John Anderson writes:
Just a short note to thank you for the excellent Star Tigers Part One which we received yesterday morning.
To say that it takes the already superb output of Altered Vistas to a new level of excellence is an understatement.
Thanks you once again for all your efforts.
Kevin Turner writes:
Just a few lines to let you know I have watched Star Tigers Part One (three times actually).
I am most impressed, the animation is superb, the actors are great and overall a very good entertaining story. Only major problem is I cant wait for part two!
I love the battle scenes, the explosions are more realistic and it has a very professional look and feel to it.
I got to see the preview of Dreamland on YouTube and I feel that they should have got you to do it because I know you would have done a better job. The animation is not very good, it looks like a Nintendo game, very jerky and not a good likeness of David Tennant.
Anyway, keep up the good work and again give my congratulations to all who where involved with Star Tigers.
Mark Evans writes:
Every year round about November 23rd I like to watch, read or listen to something new in the world of Doctor Who, just to celebrate the birthday.

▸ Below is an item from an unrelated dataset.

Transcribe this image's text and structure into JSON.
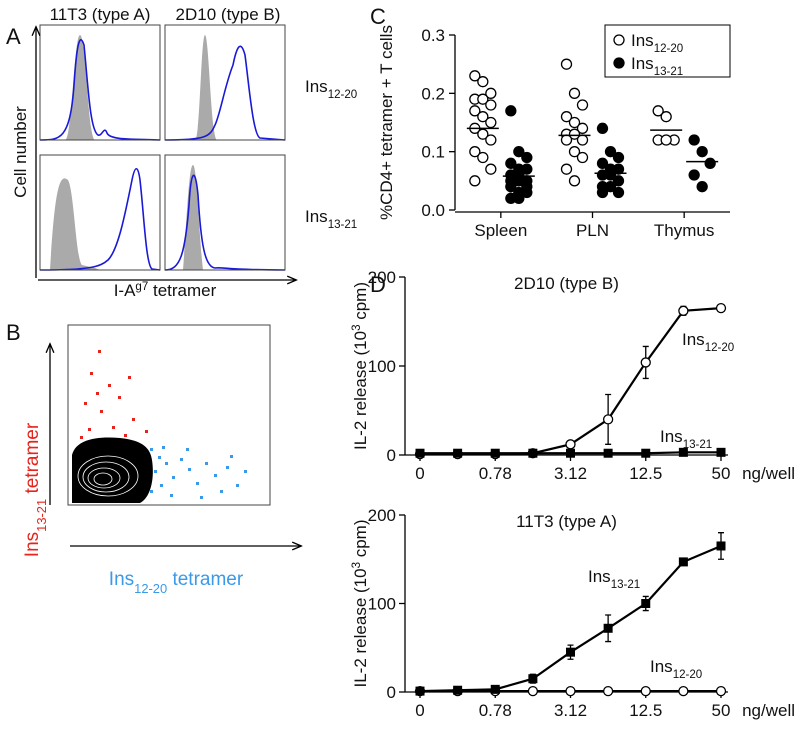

This year I thought the only new item would be Episode Three of Dreamland on TV. However, in the post this morning was the latest disc from AV- Star Tigers Part One. Having really enjoyed all the other AV films, and being a big fan of the original comic strips I was overjoyed to receive it and had to watch it ASAP.
What can I say? Another top notch film from AV. The story is an excellent adaptation of the original strip, adapted with the help of original author Steve Moore too. The animation itself is just great. It is in every way up to the standard of Dreamland, in fact, in my opinion it betters it. There is once sequence in the Draconian country manor where the lighting effects and the reflections in the mirrored table are quite beautiful.
The pace of the story is just right; not too long or too short. The music is well up to the usual AV standard and the voice actors do a great job, especially the guy playing Daak himself.
The extras this time are a fascinating study of the back-up strips in Doctor Who Weekly/Monthly which brought back many old memories. There is an animated slideshow of the Land’s End Doctor Who exhibition and a trailer for Star Tigers Part Two.
All in all a fantastic, professional product which is easily up to broadcast standard. I hope that the obviously talented Stuart Palmer is sending copies of his work to the Doctor Who production team in Cardiff. I am sure they could find a place for him in the production of the series itself.
Just about to order a copy of Stuart's professional DVD The Legend of Kawa the Blacksmith because if it is anywhere near as good as his AV work then I should be in for another treat.
A huge thanks to Stuart and all the team at AV, especially the dubbers who are really helpful.
Roll on further Star Tigers, the completion of the Dalek Chronicles project, and anything else you guys have a crack at! Trust me, your efforts are much appreciated by all Doctor Who fans.
All the best and thanks again.
Trevor Sproston writes:
I have to admit that Star Tigers isn’t my favourite strip, and for me, Abslom Daak is somewhat of a cardboard character, so my main reason for getting the disc was that I didn’t want to miss out on yet another wonderful Altered Vistas creation.
The whole thing just gets better and better. Fine rendering, beautifully realised characters, with real weight to them; the movement of the sheets on Daak when he’s in bed was very nice. Fine lip-synching; ok on occasion they tend to move in a dreamier way than the action requires (Abslom in the Emperor’s palanquin for example), but so what? My only real criticism is that Abslom looks a bit too much like Action Man on steroids, especially in the legs. But the modelling of Taiyin in her sarcophagus was outstanding.
This is so well done, that I can’t imagine part two (which I will go for, despite my lukewarm feelings about Abslom Daak) can be any better.